Multi-Objective Optimization in Short Video Recommendation at iQIYI

Short videos are characterized by rich content, concentrated information, and high user stickiness. Improving the efficiency of short‑video distribution and the precision of recommendations is a core capability and modeling goal of recommendation systems.

This article shares iQIYI’s experience in multi‑objective optimization for short‑video ranking, covering the business background, a variety of solution approaches, and future planning.

In iQIYI’s short‑video recommendation business, traffic comes from two main sources: (1) the “SuiKe” video feed in the iQIYI APP bottom tab and top‑navigation hot modules, and (2) the homepage feed of the iQIYI SuiKe APP.

User feedback on the feed is divided into explicit actions (click, follow, comment, like, share, dislike, report) and implicit signals (watch duration, completion rate, rapid scrolling).

The initial ranking model optimized a multi‑objective of click + watch time. As the business evolved, stronger interaction signals (comments, likes) and reduction of short‑stop content were added, resulting in a 7%+ increase in average watch time and a 20%+ boost in interaction metrics.

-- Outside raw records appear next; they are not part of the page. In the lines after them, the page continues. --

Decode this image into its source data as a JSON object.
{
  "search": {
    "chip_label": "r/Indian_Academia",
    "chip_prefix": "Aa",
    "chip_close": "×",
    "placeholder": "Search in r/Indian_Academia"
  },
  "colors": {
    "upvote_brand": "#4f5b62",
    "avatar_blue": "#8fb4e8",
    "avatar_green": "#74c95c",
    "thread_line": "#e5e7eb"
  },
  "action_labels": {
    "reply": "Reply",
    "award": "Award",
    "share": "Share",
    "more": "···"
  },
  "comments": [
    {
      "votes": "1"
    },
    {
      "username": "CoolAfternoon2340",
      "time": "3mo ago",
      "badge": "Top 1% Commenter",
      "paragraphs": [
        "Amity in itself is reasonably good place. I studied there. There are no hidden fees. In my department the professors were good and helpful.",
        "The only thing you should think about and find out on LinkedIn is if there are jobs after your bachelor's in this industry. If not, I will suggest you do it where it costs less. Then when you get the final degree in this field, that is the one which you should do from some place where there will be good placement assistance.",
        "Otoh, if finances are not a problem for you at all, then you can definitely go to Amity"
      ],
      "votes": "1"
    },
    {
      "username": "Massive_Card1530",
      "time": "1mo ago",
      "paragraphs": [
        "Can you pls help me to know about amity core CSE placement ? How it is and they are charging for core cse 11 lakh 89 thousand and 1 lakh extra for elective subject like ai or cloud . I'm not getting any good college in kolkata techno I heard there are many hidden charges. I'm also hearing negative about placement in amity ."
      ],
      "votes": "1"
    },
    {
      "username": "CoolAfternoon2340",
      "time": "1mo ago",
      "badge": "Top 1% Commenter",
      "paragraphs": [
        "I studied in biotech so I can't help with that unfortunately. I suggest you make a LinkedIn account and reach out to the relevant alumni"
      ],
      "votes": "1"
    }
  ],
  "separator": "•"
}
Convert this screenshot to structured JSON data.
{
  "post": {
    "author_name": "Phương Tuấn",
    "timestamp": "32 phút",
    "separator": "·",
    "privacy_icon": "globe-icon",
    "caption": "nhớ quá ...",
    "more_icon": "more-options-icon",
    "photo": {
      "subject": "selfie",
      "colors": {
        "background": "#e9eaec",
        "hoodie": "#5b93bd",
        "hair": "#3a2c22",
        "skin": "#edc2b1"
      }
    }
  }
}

1) Click‑through‑rate (CTR) estimation with duration‑weighted samples: positive samples are weighted by watch time, and equal‑frequency bucketing of video duration and playtime is used to assign normalized weights in the range [0, 99].

2) Multi‑model fusion: separate binary click models and regression watch‑time models are trained, and their scores are combined (addition or multiplication) with hyper‑parameters tuned via grid search.

3) Multi‑task learning – network optimization: two mainstream approaches are explored – modeling task sequence dependencies (e.g., ESMM) and optimizing shared bottom representations (e.g., MMOE with Pareto optimization). A particle swarm optimization (PSO) framework is employed to search hyper‑parameters for multi‑objective fusion, aiming to approximate the Pareto front.

Online results show consistent gains: CTR improvements of 1.5%–3%, UCTR gains of 0.2%–1%, and average watch‑time increases of 0.6%–7% across the different methods.

In summary, iQIYI has explored sample‑weight design, model architecture, and multi‑objective fusion, achieving notable online benefits. Future work will focus on cross‑scene multi‑objective learning, further model optimization (gradient, loss design, shared representation), and online hyper‑parameter search frameworks.